Satellite
Show on map
  • Day 16

    Kruger Day 10 - Lower Sabie Camp

    March 17 in South Africa ⋅ ☁️ 28 °C

    We were awake at 4am but didn’t get up until 4:45am. Today was moving day and we have a pretty good routine going where I make teas and coffee while Ellie gets dressed then goes to the bathroom. When she gets back I go to the bathroom and then we drink coffee while Ellie packs up the mattresses and sleeping bags and then I get in the tent and sort all the wires out. While I’m in the tent Ellie is loading the kitchen stuff bag into the slide outs and once I’m out with the electrical bag we load all the bedding into the back of the camper. Then we finish our drinks, put the tables and chairs back in and pull the stakes up for the tent.

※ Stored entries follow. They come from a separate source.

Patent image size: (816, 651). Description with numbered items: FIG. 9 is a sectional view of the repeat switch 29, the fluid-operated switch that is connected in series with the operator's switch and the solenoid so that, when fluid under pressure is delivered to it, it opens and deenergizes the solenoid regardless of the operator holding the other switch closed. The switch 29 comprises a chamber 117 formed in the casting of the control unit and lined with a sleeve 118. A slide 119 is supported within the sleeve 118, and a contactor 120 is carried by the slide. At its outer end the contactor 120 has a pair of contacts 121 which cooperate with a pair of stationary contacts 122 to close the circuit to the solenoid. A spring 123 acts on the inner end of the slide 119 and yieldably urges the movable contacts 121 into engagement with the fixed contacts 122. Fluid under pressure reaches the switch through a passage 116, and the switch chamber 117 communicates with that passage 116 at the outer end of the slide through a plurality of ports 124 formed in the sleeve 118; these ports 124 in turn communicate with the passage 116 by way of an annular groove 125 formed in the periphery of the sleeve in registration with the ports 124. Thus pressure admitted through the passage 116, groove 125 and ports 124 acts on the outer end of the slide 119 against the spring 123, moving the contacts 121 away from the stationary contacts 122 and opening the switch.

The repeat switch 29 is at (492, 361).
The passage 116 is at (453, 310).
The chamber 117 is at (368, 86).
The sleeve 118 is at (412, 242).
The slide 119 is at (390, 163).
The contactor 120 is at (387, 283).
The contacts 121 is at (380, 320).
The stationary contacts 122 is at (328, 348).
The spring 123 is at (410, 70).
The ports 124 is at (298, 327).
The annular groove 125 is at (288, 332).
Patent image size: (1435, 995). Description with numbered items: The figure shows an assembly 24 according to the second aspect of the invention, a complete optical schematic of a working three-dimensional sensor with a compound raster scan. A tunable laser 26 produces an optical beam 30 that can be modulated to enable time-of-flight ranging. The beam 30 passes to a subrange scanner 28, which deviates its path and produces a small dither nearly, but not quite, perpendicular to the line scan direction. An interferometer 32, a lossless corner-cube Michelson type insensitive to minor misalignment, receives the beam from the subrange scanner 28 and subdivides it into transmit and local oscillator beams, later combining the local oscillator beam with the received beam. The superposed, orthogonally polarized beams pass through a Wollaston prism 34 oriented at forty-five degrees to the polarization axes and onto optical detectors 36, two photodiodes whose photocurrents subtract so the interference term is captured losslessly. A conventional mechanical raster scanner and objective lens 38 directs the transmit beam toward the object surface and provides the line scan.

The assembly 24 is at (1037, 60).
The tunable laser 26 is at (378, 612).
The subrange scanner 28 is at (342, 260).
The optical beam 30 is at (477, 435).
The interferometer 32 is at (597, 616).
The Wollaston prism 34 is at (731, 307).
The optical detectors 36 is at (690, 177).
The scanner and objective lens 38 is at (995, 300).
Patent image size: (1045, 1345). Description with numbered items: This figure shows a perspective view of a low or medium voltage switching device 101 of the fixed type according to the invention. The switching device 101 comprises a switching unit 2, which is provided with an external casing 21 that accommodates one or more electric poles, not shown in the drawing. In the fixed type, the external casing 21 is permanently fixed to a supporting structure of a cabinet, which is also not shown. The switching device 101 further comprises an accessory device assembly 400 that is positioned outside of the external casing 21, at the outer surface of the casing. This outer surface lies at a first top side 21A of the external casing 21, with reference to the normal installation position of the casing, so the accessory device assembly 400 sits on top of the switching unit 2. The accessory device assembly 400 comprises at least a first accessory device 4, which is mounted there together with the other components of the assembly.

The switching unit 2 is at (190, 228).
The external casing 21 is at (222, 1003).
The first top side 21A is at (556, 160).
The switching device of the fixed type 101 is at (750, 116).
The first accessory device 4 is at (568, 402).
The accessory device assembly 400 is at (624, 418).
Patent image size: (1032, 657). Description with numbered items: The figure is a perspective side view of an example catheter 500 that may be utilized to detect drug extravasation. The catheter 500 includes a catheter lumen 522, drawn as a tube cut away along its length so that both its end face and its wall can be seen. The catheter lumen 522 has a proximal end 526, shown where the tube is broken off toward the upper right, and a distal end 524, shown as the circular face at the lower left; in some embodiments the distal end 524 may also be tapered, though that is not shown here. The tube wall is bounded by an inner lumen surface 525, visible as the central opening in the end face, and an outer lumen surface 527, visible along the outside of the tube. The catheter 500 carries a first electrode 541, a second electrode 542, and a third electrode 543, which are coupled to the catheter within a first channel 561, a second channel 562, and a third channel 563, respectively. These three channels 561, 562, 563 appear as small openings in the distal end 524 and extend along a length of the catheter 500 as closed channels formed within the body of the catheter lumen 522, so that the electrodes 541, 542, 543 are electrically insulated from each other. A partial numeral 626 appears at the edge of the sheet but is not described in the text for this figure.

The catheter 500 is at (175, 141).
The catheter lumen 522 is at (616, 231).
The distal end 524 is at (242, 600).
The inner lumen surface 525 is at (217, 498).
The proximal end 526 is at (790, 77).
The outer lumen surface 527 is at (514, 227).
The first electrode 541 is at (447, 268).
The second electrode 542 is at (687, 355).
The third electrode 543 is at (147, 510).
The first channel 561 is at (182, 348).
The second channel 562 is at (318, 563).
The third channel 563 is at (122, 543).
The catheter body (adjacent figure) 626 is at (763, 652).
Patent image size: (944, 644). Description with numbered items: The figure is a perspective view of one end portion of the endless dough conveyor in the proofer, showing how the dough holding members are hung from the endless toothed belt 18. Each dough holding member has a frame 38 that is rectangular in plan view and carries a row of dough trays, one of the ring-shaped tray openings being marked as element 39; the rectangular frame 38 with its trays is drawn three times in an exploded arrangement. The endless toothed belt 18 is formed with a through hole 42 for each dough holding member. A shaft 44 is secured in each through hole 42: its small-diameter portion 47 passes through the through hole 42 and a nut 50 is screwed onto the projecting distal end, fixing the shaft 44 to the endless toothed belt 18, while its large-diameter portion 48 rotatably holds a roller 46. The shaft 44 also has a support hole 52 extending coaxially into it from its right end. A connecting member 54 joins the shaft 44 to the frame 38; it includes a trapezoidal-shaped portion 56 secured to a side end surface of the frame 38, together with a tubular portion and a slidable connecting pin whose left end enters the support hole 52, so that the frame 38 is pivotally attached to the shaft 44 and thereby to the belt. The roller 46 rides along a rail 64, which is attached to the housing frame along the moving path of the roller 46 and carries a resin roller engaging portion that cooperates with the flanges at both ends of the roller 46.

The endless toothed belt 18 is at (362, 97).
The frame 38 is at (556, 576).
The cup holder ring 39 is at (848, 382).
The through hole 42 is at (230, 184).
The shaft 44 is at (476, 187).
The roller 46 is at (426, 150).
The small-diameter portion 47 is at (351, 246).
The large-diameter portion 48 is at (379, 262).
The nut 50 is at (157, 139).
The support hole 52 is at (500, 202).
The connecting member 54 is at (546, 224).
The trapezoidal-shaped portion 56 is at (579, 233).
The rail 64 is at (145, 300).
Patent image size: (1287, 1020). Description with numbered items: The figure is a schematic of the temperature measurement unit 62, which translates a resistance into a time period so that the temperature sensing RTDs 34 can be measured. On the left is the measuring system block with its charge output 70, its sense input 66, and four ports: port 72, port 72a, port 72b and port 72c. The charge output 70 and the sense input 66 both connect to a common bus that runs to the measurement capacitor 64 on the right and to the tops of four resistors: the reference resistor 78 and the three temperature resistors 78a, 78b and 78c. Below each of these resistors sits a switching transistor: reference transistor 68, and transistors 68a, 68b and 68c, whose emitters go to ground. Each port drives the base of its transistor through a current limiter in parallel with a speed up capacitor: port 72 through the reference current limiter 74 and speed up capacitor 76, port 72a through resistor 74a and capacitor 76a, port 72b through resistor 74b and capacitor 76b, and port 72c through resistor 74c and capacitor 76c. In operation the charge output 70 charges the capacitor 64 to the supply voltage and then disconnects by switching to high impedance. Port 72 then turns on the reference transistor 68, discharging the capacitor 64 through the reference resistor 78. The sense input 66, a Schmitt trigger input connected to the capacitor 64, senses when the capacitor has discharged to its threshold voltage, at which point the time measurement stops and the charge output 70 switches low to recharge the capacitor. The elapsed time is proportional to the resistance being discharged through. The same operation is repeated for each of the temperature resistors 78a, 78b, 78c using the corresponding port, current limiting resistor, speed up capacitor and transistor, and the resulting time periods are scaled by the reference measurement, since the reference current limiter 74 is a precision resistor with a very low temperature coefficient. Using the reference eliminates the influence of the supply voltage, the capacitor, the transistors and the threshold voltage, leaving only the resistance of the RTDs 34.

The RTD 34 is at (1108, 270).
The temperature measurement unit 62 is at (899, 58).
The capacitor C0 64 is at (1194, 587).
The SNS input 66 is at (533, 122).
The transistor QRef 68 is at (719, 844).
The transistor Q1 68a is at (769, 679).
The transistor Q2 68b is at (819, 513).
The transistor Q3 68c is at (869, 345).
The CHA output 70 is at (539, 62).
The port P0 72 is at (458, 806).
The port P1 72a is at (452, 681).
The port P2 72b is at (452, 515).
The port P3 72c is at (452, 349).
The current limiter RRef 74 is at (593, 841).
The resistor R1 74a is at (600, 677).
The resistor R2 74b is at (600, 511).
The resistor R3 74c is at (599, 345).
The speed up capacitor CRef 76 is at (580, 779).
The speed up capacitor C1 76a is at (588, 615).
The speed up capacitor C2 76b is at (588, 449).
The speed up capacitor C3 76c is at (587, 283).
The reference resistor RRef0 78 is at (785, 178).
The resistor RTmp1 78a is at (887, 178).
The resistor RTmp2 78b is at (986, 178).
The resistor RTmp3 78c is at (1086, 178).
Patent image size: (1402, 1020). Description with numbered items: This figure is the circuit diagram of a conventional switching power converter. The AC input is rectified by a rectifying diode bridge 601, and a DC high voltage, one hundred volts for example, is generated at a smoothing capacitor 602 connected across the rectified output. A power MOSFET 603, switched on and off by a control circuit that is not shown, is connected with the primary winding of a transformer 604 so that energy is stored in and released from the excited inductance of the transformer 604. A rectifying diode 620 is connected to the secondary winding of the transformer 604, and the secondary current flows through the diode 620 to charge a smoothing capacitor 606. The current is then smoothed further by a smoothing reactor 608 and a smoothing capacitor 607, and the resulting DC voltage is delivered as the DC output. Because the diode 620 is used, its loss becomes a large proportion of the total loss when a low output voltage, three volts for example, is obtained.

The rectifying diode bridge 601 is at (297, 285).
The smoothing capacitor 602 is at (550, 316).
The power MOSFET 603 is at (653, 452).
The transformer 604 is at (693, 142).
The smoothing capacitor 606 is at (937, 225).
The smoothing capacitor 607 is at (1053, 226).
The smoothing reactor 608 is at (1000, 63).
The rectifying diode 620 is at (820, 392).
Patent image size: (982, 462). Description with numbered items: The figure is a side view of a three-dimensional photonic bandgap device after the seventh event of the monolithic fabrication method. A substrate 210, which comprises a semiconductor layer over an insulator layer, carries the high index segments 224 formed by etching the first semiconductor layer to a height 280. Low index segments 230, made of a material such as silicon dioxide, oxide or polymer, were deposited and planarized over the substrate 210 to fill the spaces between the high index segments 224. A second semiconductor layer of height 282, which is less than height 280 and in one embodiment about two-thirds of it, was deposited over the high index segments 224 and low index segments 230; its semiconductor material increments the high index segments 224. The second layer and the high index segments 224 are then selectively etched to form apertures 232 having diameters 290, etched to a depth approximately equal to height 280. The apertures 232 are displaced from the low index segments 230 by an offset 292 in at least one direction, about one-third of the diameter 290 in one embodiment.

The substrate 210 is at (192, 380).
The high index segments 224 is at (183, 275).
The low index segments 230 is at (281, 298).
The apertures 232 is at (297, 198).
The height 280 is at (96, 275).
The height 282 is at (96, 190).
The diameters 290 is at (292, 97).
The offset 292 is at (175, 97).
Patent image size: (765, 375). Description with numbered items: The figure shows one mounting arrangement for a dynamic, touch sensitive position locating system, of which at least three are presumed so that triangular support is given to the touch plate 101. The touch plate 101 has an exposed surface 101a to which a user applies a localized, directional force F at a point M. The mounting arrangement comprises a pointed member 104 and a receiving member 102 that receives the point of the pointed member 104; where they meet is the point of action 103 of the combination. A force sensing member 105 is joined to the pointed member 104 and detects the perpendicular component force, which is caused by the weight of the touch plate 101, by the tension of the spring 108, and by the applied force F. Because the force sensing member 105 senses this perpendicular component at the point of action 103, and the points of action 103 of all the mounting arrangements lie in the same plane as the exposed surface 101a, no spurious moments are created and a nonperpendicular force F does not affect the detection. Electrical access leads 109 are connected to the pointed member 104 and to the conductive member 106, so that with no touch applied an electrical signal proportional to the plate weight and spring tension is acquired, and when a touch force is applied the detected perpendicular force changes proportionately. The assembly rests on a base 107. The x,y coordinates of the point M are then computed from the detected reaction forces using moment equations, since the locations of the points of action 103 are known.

It’s a pretty easy tent as it all just folds in on itself with a fly sheet over the top. This morning we beat our previous best time by 10 minutes and we were leaving Satara Camp for the last time. This had been a great camp and we’d had some great sightings.
    Ellie wanted to see what Skukuza Camp looked like as we should have been staying there but cancelled and we took a very slow game drive 90 kilometres there, stopping on route at the T’Shokwane picnic area for breakfast jaffels, which are basically a South African toastie but round. We didn’t see anything on route to write about, it was all the usual suspects of impala and zebra and even they were very few.
    At 11am we arrived at Skukuza Camp, this is the largest of all the camps in the Kruger and even has its own airport. It used to also have its own train station that was built for the gold rush of 1929 but has since been decommissioned and now the train and carriages stand on the old railway bridge. All of the carriages have now been converted into sleeping and guest quarters and for £850 a night you can stay in one. We would have to settle for a tent.
    We stopped for lunch at Skukuza in the old railway station and didn’t think we’d missed much by cancelling our nights here and staying at Satara. Skukuza is like a small town.
    At 1pm we hit the road again stopping at a watering hole where there were no big animals but we did find dwarf mongoose with babies.
    Back onto tarmac we had 40 kilometres of driving to do and as I rounded a corner there were 8 cars sitting at the roadside.
    As we crept up behind them we could see vultures circling and coming down. We knew there was a kill. We crept up so as not to disturb the vultures and pulled in behind the last car to see 100’s of vultures eating something. At first we couldn’t see what it was but then the vultures started fighting and as they jumped up we saw a dead hyena. It was a pretty gruesome sight but the vultures would pick it clean within an hour. Nothing here is waisted.
    We swiftly moved on and didn’t see anything else to note except for where 2 of the road bridges had been completely washed away by flood waters and we were diverted off road down into the river bed and then back onto the road. The gaps in the tarmac where the bridges had been were massive. It’s amazing the power of nature. We finally arrived at Lower Sabie Rest Camp at 2pm and checked in.
    We are only here for one night so we found a camp spot and pitched our tent, just staking the main tent and fly and not bothering with the guide lines this time. The ground here is just like concrete and for every hole I had to make a pilot hole with the pegs we brought before using the crappy pegs that came with the tent.
    Once pitched my first stop was the shop for beer, ice cold, because I was sweating like anything after doing the tent. Then we came back to camp, got the chairs and table out and just started to relax when Ellie started talking to our neighbours with a trailer tent. The next thing we were getting another guided tour of tents and trailers and how everything works.
    After the chat Ellie wanted to use the Wi-Fi in the restaurant to see how much the trailer tents are but the Wi-Fi was useless here and we ended up spending 2 hours talking to a man from Zimbabwe and his wife who now live in Australia.
    When we get back to England I’m going to buy a very short lead and attach Ellie to it whenever she leaves the house.
    We got back to camp at 5pm. Now it was beer time and a chance to relax. We decided not to do an evening game drive as it had got very humid and the sky looked like it could rain and we’d spent 8 hours driving today.
    At 6pm we had Ellie’s lunch of cold pizza for dinner and then we just chilled out at camp until it got dark and we went to bed.